If you’d like me to support your funding application, please get in touch and let me know what are the specific research interests we have in common (based on the above lab research directions or my past work).

Logistics:

Generally, to be enrolled in the Ph.D. school in Denmark, you need to have a 2-year Master’s degree. The only possible exception at ITU is candidates who have 180 ECTS points from their B.Sc. program plus at least 60 ECTS points of master’s level studies (a total of 240 ECTS points). Such candidates would need to start by spending a year to finish their Master’s degree, and they would receive a significantly lower salary for two years, so unfortunately this is not a very good deal.
The PhD in Denmark is fixed-term (3 years). It is possible to take breaks to go on internships.
Non-EU candidates will need to receive a visa before the start of the studies, which usually takes about 3 months (after you receive and accept the offer).
You don’t have to learn Danish, either for professional or everyday life.

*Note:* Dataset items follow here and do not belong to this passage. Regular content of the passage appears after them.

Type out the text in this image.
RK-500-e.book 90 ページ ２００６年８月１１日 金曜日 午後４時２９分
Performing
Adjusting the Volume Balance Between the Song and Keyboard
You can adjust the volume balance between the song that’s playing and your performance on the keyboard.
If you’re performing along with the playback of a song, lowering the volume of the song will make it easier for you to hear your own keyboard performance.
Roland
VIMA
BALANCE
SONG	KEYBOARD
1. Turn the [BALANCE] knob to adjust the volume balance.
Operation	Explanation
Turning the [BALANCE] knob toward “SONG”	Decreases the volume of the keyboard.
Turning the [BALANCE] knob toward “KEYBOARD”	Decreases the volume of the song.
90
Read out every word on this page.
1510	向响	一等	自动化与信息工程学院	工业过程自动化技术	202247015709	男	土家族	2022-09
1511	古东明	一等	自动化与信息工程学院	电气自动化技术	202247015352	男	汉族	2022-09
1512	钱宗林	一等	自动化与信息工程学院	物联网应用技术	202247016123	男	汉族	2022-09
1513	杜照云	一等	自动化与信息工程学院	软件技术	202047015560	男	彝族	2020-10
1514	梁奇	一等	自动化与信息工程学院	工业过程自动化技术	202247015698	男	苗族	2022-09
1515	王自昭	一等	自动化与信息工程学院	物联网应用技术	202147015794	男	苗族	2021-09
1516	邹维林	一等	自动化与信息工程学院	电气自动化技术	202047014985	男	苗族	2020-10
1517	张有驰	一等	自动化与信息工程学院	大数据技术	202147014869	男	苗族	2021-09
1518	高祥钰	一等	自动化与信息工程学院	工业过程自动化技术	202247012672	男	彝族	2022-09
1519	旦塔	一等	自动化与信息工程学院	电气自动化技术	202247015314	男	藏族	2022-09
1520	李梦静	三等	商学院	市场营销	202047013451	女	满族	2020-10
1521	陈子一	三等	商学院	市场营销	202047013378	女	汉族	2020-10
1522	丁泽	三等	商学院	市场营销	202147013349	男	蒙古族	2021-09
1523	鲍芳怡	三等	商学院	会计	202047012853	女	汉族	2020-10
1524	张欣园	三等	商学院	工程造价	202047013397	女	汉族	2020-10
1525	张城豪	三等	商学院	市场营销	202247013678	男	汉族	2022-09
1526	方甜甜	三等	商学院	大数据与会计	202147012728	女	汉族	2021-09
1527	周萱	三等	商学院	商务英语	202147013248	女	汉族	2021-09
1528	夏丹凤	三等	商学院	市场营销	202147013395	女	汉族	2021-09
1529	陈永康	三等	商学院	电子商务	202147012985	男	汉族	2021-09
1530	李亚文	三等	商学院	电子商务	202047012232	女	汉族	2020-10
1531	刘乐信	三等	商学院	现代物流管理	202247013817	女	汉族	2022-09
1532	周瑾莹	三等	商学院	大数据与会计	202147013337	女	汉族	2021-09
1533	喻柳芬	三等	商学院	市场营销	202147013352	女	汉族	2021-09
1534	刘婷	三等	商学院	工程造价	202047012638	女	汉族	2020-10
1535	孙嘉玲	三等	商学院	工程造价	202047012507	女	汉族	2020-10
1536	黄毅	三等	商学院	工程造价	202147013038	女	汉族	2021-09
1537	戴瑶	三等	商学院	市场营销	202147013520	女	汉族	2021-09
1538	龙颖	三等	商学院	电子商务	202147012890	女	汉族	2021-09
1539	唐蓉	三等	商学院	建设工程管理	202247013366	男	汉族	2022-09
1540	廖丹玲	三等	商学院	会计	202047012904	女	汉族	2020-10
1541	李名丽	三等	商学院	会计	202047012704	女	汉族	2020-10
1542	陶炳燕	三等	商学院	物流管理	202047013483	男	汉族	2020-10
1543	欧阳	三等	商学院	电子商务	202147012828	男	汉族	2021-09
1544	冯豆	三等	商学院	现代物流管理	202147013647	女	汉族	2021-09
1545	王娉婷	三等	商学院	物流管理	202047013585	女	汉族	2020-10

Thesis and project supervision at ITU

If you’re a B.Sc. or M.Sc. student at IT University of Copenhagen, and you would like to work with me, please:

reach out stating [ITU M.Sc. thesis], [ITU B.Sc. thesis] or [ITU research project] at the start of the subject.
introduce yourself and state:
- the topic(s) that could be in our shared interests (see mine below)
- your background and any relevant experience. For an NLP project, you would ideally have taken an NLP course (even online or self-taught), or you have hands-on experience with the subject matter relevant to your preferred topic.

Here are some of the research directions that I would be interested in:

Language model analysis: identifying the types of knowledge acquired from language model pre-training.
Language processing strategies: do NLP models perform well for the right reasons? What strategies should they follow when solving reasoning tasks?
Robustness and generalization: do NLP models reliably perform their tasks out of training distribution, and what can we do to help them?
NLP system auditing and documentation: establishing the cases where a system is safe to deploy
NLP system interpretability: how can we establish how a deep learning model arrives at its decisions?
Sustainable NLP: how can we build systems that work well, but don’t require billions of parameters and terabytes of data?

Feel free to also look at my recent publications and see if there’s anything you’d like to build on.